当方の就職した店舗にプロルート丸光から納品されていた時期がちょうど売上高がピーク時だったころである。

 

90年代後半になると、ワールドのオゾックの大ヒットに端を発したSPAブランドブームが起きることになる。その後、ユニクロのフリース大ブームを経て、低価格ゾーンから百貨店ゾーンまでSPAブランドというものがすっかりと定着してしまった。

一口に「SPA」と言っても様々な商品調達法があるので、一概に「製造小売り」とは呼べないことは各識者が指摘されているところである。
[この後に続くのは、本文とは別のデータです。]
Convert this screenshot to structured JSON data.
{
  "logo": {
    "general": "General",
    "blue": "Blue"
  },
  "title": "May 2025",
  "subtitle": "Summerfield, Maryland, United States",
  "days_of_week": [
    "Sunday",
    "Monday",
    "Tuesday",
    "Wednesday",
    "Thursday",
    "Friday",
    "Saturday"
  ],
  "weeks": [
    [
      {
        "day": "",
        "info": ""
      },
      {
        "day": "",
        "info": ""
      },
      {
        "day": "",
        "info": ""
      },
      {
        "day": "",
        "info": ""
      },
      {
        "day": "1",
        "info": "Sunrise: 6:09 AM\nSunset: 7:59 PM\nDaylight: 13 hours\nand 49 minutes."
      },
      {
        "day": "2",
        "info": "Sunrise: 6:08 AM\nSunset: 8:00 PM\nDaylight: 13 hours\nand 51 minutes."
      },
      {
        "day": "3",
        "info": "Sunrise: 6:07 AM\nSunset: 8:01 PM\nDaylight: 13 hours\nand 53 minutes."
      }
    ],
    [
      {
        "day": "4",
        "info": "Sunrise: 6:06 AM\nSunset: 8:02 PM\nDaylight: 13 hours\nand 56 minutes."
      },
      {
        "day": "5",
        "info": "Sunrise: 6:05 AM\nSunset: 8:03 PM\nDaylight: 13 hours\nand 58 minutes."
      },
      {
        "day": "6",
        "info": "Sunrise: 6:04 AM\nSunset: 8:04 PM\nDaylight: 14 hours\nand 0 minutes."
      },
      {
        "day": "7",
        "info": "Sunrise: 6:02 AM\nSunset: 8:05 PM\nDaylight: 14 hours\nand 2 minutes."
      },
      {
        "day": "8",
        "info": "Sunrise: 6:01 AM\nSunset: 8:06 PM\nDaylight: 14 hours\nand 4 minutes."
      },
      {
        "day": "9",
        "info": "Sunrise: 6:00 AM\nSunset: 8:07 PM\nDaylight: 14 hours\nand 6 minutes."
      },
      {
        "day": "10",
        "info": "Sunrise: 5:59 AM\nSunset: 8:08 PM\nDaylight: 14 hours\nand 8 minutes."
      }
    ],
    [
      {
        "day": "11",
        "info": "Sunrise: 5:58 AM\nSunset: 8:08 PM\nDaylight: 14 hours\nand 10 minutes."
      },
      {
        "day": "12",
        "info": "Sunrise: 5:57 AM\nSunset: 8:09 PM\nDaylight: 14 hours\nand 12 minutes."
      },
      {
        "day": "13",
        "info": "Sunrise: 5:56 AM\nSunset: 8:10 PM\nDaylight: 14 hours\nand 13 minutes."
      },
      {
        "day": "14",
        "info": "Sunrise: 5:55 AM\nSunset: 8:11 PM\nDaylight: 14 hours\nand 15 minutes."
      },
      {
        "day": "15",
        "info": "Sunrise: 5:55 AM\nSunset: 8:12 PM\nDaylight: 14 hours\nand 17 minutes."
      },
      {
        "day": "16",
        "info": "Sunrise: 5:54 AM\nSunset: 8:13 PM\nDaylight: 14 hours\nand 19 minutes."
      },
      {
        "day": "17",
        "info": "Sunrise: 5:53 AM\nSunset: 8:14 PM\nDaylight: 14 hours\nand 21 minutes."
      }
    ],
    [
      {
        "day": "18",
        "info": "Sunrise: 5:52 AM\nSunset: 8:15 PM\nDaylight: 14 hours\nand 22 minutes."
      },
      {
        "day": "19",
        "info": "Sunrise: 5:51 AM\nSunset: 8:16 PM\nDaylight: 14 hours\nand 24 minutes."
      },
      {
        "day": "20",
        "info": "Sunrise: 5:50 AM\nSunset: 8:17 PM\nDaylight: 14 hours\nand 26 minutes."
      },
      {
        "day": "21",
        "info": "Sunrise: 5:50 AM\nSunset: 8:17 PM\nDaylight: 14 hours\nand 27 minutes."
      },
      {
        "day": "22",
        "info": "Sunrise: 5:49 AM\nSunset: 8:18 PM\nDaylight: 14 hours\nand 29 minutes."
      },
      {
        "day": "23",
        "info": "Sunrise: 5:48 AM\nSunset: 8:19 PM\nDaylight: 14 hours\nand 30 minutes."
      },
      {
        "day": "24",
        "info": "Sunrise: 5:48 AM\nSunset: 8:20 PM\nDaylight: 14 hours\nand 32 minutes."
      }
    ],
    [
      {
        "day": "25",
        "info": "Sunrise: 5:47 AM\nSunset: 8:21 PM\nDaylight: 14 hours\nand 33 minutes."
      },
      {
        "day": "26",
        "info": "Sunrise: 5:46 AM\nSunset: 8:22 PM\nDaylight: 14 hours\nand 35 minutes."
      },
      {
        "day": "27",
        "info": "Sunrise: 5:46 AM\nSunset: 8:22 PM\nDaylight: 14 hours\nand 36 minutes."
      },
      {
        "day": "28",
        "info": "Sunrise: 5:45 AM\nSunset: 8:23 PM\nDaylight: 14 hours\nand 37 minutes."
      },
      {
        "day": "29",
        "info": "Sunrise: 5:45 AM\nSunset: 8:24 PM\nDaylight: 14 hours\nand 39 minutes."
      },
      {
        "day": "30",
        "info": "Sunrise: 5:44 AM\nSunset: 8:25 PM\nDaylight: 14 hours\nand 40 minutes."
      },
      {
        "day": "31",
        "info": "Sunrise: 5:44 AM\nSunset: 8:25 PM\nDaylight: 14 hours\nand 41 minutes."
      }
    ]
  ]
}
自社工場もしくは契約工場で製造しているもの、商社を含めたOEM・ODM屋に丸投げしているもの、広州市場や東大門市場で買ってきただけのもの、などである。

とはいえ、一応全ては「自社ブランド製品」という形で販売するわけなので、現金問屋から仕入れるという形態ではなくなってしまう。

なぜなら、問屋に並んでいる時点で「他社にも卸しますよ」と言っているわけだから、そんなものは「SPA」ではない。言ってみればユニクロや無印良品の商品は他社店舗で販売されているようなものである。

 

そして、次に仕入れ型小規模専門店・ブティックの淘汰である。

特に70年代~90年代前半までのような老舗の専門店やブティックはオーナーの老齢化もあって90年代後半以降年々姿を消している。そうなると、現金問屋から仕入れるという軒数は減ってしまうわけだから現金問屋の売上高は必然的に低下する。

もちろん、プロルート丸光を含む現金問屋も手をこまねいていたわけではない。

粉飾決算容疑で前社長ら逮捕 プロルート丸光が会社更生法適用を申請

ビューティ事業やD2C事業に参入するなど活路を探っていたが、コロナ禍で大打撃を受けた。

とある。

たしか、大西も「セルフ大西」時代にオリジナルのアパレルブランドを立ち上げていたがすぐに頓挫した記憶がある。

化粧品は消耗品なので衣料品とは異なり、必ず買い替え需要が定期的に発生する。とはいえ、ブランド力もなく、価格競争力もなく、機能性もないという化粧品はそうそうには売れない。何せ化粧品も競合多数である。

また一時期イシキタカイ系で持て囃されたD2Cだが、結局のところ陳腐化してしまった上に売上高規模が10億円を越えるようなD2C衣料品ブランドは育つ確率が極めて低いため、末期の41億円の売上高を支えられなかっただろうと考えられる。焼け石に水状態だったのではないか。

そしてこれはプロルート丸光だけではなく、他の残存する現金問屋についても同じことが言える。

「SPA」化の広がりと、仕入れ型専門店の減少というダブルパンチによって、現金問屋という業態そのものの基盤が揺らいだという話である。

今後も残存する現金問屋はあるだろうが、業績規模の再拡大は難しいと考えた方が良いのではないか。